Il tema del terrorismo è stato citato spesso ieri a Bruxelles. Così, Asselborn si è prodotto in una dura requisitoria contro i terroristi attivi in Irak, che qualcuno (tanti in Italia) preferisce insignire dell’immeritato titolo di «resistenti». E il primo ministro iracheno, Al Jaafari, ha criticato aspramente «i rapporti di stampa che dipingono l’Irak come un Paese nel caos», insistendo sul fatto che il terrorismo «arriva dall’estero» e chiedendo aiuto sino a quando le forze irachene potranno combatterlo da sole.
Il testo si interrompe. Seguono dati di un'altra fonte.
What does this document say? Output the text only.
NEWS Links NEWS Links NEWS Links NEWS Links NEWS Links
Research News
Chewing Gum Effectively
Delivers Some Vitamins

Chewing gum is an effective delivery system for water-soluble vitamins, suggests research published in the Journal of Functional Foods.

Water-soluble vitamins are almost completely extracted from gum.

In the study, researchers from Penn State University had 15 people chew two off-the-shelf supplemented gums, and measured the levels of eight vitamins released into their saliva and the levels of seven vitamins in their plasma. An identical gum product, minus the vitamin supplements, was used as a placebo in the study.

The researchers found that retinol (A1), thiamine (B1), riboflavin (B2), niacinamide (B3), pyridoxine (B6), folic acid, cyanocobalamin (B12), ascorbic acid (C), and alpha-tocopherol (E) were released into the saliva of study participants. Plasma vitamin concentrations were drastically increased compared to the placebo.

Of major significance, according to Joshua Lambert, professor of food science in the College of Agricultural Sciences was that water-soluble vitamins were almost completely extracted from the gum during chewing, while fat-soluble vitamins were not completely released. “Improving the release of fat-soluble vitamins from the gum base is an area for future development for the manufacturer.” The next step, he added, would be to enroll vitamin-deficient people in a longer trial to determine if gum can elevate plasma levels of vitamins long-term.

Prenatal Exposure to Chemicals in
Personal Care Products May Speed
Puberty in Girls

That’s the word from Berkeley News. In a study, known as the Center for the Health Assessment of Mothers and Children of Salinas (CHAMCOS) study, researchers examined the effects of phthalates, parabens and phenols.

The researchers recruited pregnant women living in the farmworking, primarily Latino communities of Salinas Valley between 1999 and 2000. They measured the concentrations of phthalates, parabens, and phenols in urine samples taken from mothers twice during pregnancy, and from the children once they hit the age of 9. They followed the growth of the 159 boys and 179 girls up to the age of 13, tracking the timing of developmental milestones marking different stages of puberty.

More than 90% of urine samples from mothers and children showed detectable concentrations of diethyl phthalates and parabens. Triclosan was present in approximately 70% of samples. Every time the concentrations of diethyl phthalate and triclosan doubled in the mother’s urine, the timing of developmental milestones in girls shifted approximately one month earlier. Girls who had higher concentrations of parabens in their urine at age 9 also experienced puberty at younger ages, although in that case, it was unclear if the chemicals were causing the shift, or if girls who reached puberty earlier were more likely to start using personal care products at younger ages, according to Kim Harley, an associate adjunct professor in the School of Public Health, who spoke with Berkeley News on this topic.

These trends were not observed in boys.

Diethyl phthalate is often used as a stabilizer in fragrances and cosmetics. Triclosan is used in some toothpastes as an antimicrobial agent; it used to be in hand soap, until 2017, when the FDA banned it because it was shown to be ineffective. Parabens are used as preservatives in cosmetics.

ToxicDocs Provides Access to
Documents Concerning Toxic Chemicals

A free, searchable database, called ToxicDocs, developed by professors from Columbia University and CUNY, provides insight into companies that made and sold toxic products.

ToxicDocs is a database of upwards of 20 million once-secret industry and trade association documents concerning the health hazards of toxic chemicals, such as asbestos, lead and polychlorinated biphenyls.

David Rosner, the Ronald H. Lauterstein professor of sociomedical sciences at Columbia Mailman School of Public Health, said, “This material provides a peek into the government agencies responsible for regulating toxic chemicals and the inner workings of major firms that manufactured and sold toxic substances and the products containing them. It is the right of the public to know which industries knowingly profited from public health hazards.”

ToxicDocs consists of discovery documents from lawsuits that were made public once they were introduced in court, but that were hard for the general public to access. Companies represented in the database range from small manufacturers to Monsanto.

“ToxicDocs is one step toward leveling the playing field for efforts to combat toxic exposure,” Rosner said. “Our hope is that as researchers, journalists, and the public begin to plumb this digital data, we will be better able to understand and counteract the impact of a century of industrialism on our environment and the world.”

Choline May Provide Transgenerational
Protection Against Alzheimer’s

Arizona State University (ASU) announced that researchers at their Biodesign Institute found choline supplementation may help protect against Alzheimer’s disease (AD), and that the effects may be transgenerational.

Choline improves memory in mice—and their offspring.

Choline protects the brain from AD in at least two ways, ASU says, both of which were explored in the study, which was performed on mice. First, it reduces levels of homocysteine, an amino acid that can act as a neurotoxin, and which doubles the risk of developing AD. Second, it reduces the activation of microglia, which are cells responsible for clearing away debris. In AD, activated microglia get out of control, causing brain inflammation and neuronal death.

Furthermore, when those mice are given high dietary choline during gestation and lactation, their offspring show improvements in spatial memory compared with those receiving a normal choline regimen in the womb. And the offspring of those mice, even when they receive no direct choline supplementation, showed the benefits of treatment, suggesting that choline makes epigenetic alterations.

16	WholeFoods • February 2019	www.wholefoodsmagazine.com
Asselborn - a nome dei 25 dell’Ue - ha chiesto alle Nazioni Unite, di fatto fuggite da Bagdad dopo una serie di sanguinosi attentati, di tornare a «svolgere un ruolo effettivamente centrale». Lo sfingeo segretario generale dell’Onu, Kofi Annan, ha fatto orecchie da mercante e ha sottolineato imperturbabile «la fierezza dell’Onu per aver fatto la propria parte al massimo livello possibile».
L’uditorio ha dedicato grande attenzione alle parole di Al Jaafari, giunto simbolicamente a Bruxelles con la sua folta delegazione di governo con quello che è stato il primo volo ufficiale fuori dall’Irak dall’imposizione dell’embargo del 1991. Il premier si è detto confortato dall’ampia solidarietà internazionale con il suo popolo e ha detto di sperare in un vicino futuro in cui il suo Paese sarà libero dall’oscurantismo e ha fatto un efficace paragone con la Germania nazista dopo il tracollo del 1945: anche gli iracheni, ha detto, escono da una dittatura sanguinaria e intendono assumersi le loro responsabilità democratiche. Sempre più iracheni, ha ricordato, si impegnano in politica su diversi fronti, facendo dell’Irak una società pluralista che vuole essere un modello per la regione.
La Conferenza sull’Irak non ha voluto essere un meeting di donatori, ma di denaro e di aiuti si è parlato eccome. Da Al Jaafari al suo ministro delle Finanze Allawi, da Annan alla Rice, in tutti i principali interventi questo tema è stato sottolineato, spesso criticando ritardi. Va ricordato che i principali donatori sono di gran lunga gli Stati Uniti (oltre 18 miliardi di dollari), seguiti dal Giappone, dall’insieme dei Paesi dell’Unione Europea e da monarchie del petrolio come l’Arabia Saudita e il Kuwait. Un particolare genere di aiuti è poi rappresentato dall’impegno militare di numerosi Paesi, Stati Uniti, Gran Bretagna, Italia e Polonia in testa.

Ma anche la Nato come tale fa la sua parte e il segretario generale Jaap de Hoop Scheffer ha ricordato l’impegno sul campo in Irak per l’addestramento dei quadri dell’esercito iracheno e la fornitura a Bagdad di armamenti.